The scientific evidence in this area seems to be changing by the month—and those at potential risk of fractures need to stay informed about key developments. The Boston Globe article clearly gave women and men enough information to at least start a discussion with their doctors about these issues.
Many news stories on osteoporosis simply parrot the opinions of experts and present them as the last word on the subject. This article avoided that trap, clearly distinguishing the proven from uNPRoven, and opinion from fact.
It accurately observed that there is no conclusive evidence regarding the indications for, and the timing of, bone density screening. It hammered home the key point that rigorous scientific trials have not yet proven that screening prevents fractures.
The article identified the substantial uncertainties regarding the use of both calcium and vitamin D in the prevention of osteoporosis. It discussed the potential of hugely popular medications such as Fosamax and Boniva to prevent fractures—as well as to cause serious side effects such as cancer of the esophagus and pathological fractures of the thigh bone.
It there is a shortcoming in this article, it might be the way it presents medical decision-making in this area. At a couple of junctures, the story came close to endorsing traditional “doctor knows best” paternalistic decision-making.
Only in the last paragraph did the article acknowledge the modern paradigm of shared decision-making, where informed patients make therapeutic decisions based on their values, goals and tolerance for risk.
In areas of medical uncertainty, it is the role of the healthcare provider to help patients make the right decision—not to dictate the therapeutic approach.
Osteoporosis is both a serious and controversial condition. As much as 50% of the U.S. population older than 50 will be at risk for osteoporotic fractures over the course of their lifetimes, according to a recent report from the U.S. Preventive Services Task Force. This could translate into 12 million people with osteoporosis by 2012, according to this panel.

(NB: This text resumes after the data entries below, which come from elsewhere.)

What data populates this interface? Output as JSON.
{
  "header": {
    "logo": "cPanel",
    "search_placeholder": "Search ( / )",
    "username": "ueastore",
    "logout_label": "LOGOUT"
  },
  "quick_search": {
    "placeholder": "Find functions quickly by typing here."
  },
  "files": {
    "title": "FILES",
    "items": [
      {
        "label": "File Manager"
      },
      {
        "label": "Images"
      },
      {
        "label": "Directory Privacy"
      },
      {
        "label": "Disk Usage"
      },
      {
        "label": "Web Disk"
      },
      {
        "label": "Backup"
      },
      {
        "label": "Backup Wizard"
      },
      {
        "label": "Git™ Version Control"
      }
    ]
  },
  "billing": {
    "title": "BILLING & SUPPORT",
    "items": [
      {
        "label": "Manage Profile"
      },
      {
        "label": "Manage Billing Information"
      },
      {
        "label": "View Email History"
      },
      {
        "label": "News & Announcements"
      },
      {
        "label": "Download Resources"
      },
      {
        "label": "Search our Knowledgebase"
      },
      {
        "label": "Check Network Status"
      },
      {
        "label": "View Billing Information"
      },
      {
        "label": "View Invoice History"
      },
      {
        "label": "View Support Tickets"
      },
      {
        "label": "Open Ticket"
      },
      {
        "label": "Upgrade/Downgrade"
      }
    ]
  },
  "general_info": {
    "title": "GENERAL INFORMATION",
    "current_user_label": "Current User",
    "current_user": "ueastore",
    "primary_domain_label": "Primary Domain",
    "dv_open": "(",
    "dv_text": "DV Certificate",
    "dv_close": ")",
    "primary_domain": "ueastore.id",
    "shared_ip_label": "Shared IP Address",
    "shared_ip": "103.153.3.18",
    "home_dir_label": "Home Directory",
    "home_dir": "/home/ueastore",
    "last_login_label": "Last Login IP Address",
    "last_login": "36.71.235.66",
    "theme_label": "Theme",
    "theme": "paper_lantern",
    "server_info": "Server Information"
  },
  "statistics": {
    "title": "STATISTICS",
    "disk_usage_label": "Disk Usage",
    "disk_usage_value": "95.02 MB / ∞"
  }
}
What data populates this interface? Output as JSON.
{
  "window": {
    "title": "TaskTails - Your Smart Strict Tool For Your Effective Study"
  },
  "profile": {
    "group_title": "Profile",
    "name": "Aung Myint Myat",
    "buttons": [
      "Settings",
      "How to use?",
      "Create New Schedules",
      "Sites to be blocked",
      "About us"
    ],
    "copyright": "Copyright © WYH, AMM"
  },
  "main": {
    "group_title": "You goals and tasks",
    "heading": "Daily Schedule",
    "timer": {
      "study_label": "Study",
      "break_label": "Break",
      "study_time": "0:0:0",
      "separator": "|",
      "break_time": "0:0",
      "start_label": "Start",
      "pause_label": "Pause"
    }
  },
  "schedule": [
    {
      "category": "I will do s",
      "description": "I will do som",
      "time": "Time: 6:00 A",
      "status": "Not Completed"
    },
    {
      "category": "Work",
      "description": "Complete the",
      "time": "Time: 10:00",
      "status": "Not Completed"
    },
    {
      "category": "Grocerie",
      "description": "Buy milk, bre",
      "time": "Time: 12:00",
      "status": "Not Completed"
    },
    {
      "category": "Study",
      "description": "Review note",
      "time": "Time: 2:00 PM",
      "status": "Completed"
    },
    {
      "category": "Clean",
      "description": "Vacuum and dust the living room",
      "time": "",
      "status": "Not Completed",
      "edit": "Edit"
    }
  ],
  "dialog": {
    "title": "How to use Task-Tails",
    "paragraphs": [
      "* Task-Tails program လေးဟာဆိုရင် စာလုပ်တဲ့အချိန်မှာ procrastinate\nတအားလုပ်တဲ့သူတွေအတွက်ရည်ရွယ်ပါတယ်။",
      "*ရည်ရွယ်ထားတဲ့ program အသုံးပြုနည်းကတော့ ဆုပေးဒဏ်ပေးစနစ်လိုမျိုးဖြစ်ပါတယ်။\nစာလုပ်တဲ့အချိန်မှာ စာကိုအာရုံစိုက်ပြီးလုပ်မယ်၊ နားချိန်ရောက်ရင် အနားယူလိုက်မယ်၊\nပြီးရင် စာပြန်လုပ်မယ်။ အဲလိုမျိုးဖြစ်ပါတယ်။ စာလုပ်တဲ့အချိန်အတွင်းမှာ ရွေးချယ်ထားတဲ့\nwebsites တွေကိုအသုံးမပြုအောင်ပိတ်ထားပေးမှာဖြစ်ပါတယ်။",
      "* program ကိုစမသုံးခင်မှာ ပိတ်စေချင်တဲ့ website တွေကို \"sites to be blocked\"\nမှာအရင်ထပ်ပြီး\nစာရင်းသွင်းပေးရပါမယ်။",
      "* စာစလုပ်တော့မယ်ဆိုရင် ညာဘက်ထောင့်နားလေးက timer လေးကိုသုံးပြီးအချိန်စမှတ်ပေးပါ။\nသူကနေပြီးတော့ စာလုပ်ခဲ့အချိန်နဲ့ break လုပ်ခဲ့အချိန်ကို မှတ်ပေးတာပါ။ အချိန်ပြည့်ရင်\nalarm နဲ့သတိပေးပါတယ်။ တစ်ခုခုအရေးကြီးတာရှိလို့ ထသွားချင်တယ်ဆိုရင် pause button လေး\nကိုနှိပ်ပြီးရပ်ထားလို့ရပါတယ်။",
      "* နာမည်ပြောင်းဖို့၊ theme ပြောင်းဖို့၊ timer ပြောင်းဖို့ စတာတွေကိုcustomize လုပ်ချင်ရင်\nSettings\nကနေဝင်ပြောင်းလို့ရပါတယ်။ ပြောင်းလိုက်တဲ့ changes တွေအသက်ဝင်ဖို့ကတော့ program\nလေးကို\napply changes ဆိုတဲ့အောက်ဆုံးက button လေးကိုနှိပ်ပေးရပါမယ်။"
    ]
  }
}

Fractures can lead to functional disability, chronic pain, and high levels of medical utilization. All types of osteoporotic fractures are associated with elevated death rates.
There is a general sense in medicine that osteoporosis is under-detected and inadequately treated. Yet, as the Preventive Services Task Force pointed out, the indications for screening aren’t clear. And the Task Force couldn’t find a single well-designed study that clearly documented the risks and benefits of screening.
There is controversy about how to define the population at risk of developing osteoporotic fractures. Should this be confined to those with very low bone density, with or without other risk factors? Or should medicine also target those with osteopenia—modestly reduced bone density? The expansion of osteoporosis screening and treatment into the population with osteopenia has led to charges of medicalization and disease mongering.
So given the aging of the general population, coming up with better evidence on the prevention, screening and treatment of osteoporosis is a key public health issue.
The article did not discuss the costs of various management approaches. A simple statement about the costs of screening and the annual costs of bisphosphonates would have been useful.
The article provided adequate discussion of the relative benefits of the treatments and screening methods under discussion.
The article provided substantial information about potential side effects such as cancer of the esophagus and thigh fractures related to the use of bisphosphonates. However, it would have been useful for the article to also report the conclusion of the US Preventive Services Task Force that bisphosphonates are not consistently associated with serious adverse events.
The article provided accurate information on the quality of evidence supporting different management approaches.
The article did not engage in overt disease-mongering. However, it would have been useful if the article could have addressed the potential for disease-mongering among patients with osteopenia.
The article included commentary from several independent experts who provided useful insights. The article did not discuss potential conflicts of interest among these experts. However, the journalist’s hard work in soliciting a diversity of comments outweighs the lack of discussion of financial conflicts.
The article discussed multiple treatments: bisphosphonates, calcium, and vitamin D. It would have been useful to at least mention some other drug treatments that were discussed in the recent report of the US Preventive Services Task Force: estrogen replacement therapy, parathyroid hormone, and raloxifene.
All the screening, prevention, and treatment approaches described in this article are widely available and their availability doesn’t merit extensive discussion.
The article discussed management approaches to osteoporosis that are well established—though in some cases uNPRoven. Discussion of their novelty wasn’t necessary.
The article did not appear to rely on a news release.